Cost of carry

This article is about the financial term. For the marketing term, see Carrying cost.

The cost of carry or carrying charge is the cost of storing a physical commodity, such as grain or metals, over a period of time. The carrying charge includes insurance, storage and interest on the invested funds as well as other incidental costs. In interest rate futures markets, it refers to the differential between the yield on a cash instrument and the cost of the funds necessary to buy the instrument.[1] [2]

If long, the cost of carry is the cost of interest paid on a margin account. Conversely, if short, the cost of carry is the cost of paying dividends, or rather the opportunity cost; the cost of purchasing a particular security rather than an alternative. For most investments, the cost of carry generally refers to the risk-free interest rate that could be earned by investing currency in a theoretically safe investment vehicle such as a money market account minus any future cash-flows that are expected from holding an equivalent instrument with the same risk (generally expressed in percentage terms and called the convenience yield).

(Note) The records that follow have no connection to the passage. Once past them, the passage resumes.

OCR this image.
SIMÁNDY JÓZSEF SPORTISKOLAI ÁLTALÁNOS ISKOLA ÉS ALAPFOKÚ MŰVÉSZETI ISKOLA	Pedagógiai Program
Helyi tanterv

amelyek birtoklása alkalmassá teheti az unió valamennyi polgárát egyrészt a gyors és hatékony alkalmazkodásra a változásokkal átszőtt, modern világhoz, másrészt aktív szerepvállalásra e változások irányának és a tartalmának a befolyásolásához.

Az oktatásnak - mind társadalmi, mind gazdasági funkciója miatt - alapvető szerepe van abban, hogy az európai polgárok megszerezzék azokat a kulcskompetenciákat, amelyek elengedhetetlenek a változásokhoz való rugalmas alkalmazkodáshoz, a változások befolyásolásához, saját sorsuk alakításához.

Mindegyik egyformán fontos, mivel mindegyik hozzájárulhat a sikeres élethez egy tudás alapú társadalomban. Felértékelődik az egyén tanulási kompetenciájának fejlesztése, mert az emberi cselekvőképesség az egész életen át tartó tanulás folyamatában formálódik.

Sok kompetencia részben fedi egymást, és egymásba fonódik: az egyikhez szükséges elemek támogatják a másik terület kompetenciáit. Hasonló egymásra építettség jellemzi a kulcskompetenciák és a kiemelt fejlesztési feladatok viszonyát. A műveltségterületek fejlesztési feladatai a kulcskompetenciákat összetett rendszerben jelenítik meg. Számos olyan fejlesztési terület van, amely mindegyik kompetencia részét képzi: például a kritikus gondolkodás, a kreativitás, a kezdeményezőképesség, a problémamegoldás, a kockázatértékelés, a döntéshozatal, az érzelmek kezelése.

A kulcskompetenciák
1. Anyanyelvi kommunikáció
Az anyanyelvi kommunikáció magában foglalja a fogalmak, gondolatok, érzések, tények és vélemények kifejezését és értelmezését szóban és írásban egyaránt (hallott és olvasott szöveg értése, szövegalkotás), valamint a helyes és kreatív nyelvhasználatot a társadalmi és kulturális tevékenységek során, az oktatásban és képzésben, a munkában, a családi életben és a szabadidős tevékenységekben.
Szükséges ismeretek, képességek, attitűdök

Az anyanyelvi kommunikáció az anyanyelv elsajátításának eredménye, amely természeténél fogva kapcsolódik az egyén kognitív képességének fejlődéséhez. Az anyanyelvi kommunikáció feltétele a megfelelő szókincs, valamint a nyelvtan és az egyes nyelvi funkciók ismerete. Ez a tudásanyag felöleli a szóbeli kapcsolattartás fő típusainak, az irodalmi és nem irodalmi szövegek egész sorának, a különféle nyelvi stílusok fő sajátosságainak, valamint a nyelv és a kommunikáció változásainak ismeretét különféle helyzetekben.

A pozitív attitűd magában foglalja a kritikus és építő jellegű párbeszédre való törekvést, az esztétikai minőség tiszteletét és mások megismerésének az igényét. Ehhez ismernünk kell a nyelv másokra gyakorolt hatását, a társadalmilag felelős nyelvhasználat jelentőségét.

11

Storage costs (generally expressed as a percentage of the spot price) should be added to the cost of carry for physical commodities such as corn, wheat, or gold.

The cost of carry model expresses the forward price (or, as an approximation, the futures price) as a function of the spot price and the cost of carry.

F = S e^{(r+s-c)t}\,

where

 F is the forward price,
 S is the spot price,
 e is the base of the natural logarithms,
 r is the risk-free interest rate,
 s is the storage cost,
 c is the convenience yield, and
 t is the time to delivery of the forward contract (expressed as a fraction of 1 year).

The same model in currency markets is known as interest rate parity.

For example, a US investor buying a Standard and Poor's 500 e-mini futures contract on the Chicago Mercantile Exchange could expect the cost of carry to be the prevailing risk-free interest rate (around 5% as of November, 2007) minus the expected dividends that one could earn from buying each of the stocks in the S&P 500 and receiving any dividends that they might pay, since the e-mini futures contract is a proxy for the underlying stocks in the S&P 500. Since the contract is a futures contract and settles at some forward date, the actual values of the dividends may not yet be known so the cost of carry must be estimated.